The buyout firm and owner of UK supermarket chain Asda has mandated Rede Partners to explore a process on its third and fourth flagship funds.

TDR Capital, the UK’s ninth-largest private equity firm according to affiliate title Private Equity International‘s PEI 300 ranking of the biggest PE fundraisers, has been considering running a strip sale on the back of having run one four years ago.

The London-headquartered buyout firm mandated Rede Partners to explore a process on its third and fourth flagship funds, according to two sources familiar with the matter.

Buyers would gain exposure to a tranche of assets across the €3.5 billion TDR Capital IV and the €2.1 billion TDR Capital III funds.
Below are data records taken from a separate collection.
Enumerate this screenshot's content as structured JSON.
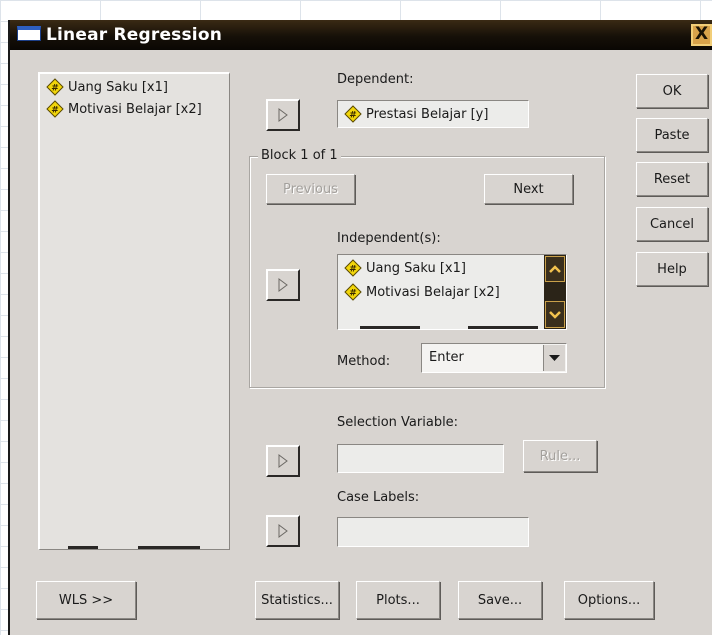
{
  "window": {
    "title": "Linear Regression",
    "close_glyph": "X"
  },
  "source_list": {
    "items": [
      {
        "label": "Uang Saku [x1]",
        "icon": "scale-variable-icon"
      },
      {
        "label": "Motivasi Belajar [x2]",
        "icon": "scale-variable-icon"
      }
    ]
  },
  "dependent": {
    "label": "Dependent:",
    "value": "Prestasi Belajar [y]",
    "icon": "scale-variable-icon"
  },
  "block": {
    "legend": "Block 1 of 1",
    "previous_label": "Previous",
    "next_label": "Next",
    "independents_label": "Independent(s):",
    "independents": [
      {
        "label": "Uang Saku [x1]",
        "icon": "scale-variable-icon"
      },
      {
        "label": "Motivasi Belajar [x2]",
        "icon": "scale-variable-icon"
      }
    ],
    "method_label": "Method:",
    "method_value": "Enter"
  },
  "selection": {
    "label": "Selection Variable:",
    "rule_label": "Rule..."
  },
  "case_labels": {
    "label": "Case Labels:"
  },
  "side_buttons": {
    "ok": "OK",
    "paste": "Paste",
    "reset": "Reset",
    "cancel": "Cancel",
    "help": "Help"
  },
  "bottom_buttons": {
    "wls": "WLS >>",
    "statistics": "Statistics...",
    "plots": "Plots...",
    "save": "Save...",
    "options": "Options..."
  },
  "colors": {
    "titlebar": "#161008",
    "dialog_bg": "#d8d4d0",
    "scrollbar_accent": "#b88f2c",
    "variable_icon": "#f2d60a"
  }
}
Secondaries Investor understands the process has not formally launched and may not go ahead.

Spokespeople for TDR and Rede declined to comment.

TDR is no stranger to the secondaries market, having tapped it at least three times. In 2016, TDR ran a stapled deal process that provided €835 million in expansion capital to its 2007-vintage buyout fund.

In 2018, it ran a single-asset deal on Stonegate Pubs, the sole remaining asset in its €2.2 billion 2013-vintage TDR Capital II fund, into a continuation vehicle backed by Landmark Partners, now part of Ares Management, and Goldman Sachs Asset Management. Rede also advised on that transaction.

Its 2019 strip sale involved Landmark acquiring exposure to a slice of assets from TDR Capital III via a separate vehicle, as Secondaries Investor reported at the time.

The firm closed its latest flagship fund, TDR Capital V, in March on €4.3 billion, ahead of its €4 billion target, according to PEI data. The manager raised more than €7 billion in the latest PEI 300 ranking and placed 107th globally by fundraising over a five-year period.

TDR made headlines in 2021 when it acquired the UK’s third-largest supermarket chain Asda in a £6.8 billion ($8.3 billion; €7.9 billion) deal.

Its TDR Capital III fund delivered a 1.26x distributed to paid-in multiple and a 29.4 percent internal rate of return as of 31 December, according to data from the Oregon State Treasury, an LP in the fund. Fund IV had a 0.33x DPI and an 18.6 percent IRR as of the same date.

Asset strip sales accounted for 1 percent of GP-led volume in the first half of this year, according to research from Campbell Lutyens, which noted that such transactions generally carry higher execution risk at times when discounts to net asset value prevail.